Thought usually dismisses and sometimes panics at the suggestion that it can never grasp actuality. Some have concluded that there is no such thing as actuality since it can’t be known through thought or words.
However, I feel there is the possibility of an immersive, almost proprioceptive relationship to the elephant (to actuality). But this relationship does not involve naming or picturing. The elephant we name and picture must be recognized as a theory, not as something literal. We can’t realize any non-imaginary perception (proprioception) until we recognize this old-fashioned fact — that we are painting the world in unconscious imagery. When we realize this a new kind of perception is born. But not until then. It can’t be rushed. Because what we rush is fake – is more imagery.
Krishnamurti: “Do you know that even when you look at a tree and say, `That is an oak tree’, or `that is a banyan tree’, the naming of the tree, which is botanical knowledge, has so conditioned your mind that the word comes between you and actually seeing the tree? To come in contact with the tree you have to put your hand on it and the word will not help you to touch it.”
In one sense we’re always in contact with actuality because we’re inseparable from it. The actuality of the rough skin of the elephant, the strength of its limbs, the movement of its intelligence, is undeniable. What distracts us from this?

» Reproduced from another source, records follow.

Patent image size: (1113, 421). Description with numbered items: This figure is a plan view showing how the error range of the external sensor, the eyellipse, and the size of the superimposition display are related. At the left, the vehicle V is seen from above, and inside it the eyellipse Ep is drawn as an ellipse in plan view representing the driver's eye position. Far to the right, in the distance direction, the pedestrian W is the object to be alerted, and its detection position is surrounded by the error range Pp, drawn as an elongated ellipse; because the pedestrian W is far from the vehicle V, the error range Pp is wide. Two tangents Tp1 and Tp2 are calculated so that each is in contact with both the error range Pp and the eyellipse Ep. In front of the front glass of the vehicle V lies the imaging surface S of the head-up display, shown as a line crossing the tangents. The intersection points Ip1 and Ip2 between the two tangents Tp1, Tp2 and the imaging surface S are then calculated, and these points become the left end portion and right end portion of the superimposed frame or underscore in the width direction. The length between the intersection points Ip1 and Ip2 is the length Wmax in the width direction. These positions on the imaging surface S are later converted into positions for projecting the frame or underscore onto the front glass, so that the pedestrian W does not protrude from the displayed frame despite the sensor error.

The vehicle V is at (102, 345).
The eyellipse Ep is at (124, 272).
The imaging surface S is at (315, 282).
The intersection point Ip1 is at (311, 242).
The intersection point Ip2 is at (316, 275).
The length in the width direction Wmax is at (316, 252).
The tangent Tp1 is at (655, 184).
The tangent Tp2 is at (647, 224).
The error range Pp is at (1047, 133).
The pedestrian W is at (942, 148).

In German and many other languages a helpful distinction is made between knowing a living being (kennen) and knowing a thing (wissen). We can only be “acquainted” with beings, because they exceed our expectations. But we can come to fully grasp a utilitarian thing. Therefore it feels harsh to say you “know” (wissen) another being. Kennen suggests something more open-ended and ungraspable. A hint of uncertainty is allowed to hover around the word “kennen”. (Not that this one word saves the German-speaking world from the witchery of literalism, but it shows that in some contexts we already realize the relationship between uncertainty and heightened sensitivity).
The paradox is that uncertainty brings us into closer contact with the world. Uncertainty makes us sensitive to how actuality exceeds perception. A connection that is more “immersive” and “internal.” Not externally perceived.
I think those four elements of perception combine to convert dichotomy and argument over fixed positions into paradox and suspension within kaleidoscopic perspectives. It marks a shift from the external perception of reality (form) to the participatory perception of actuality (flow).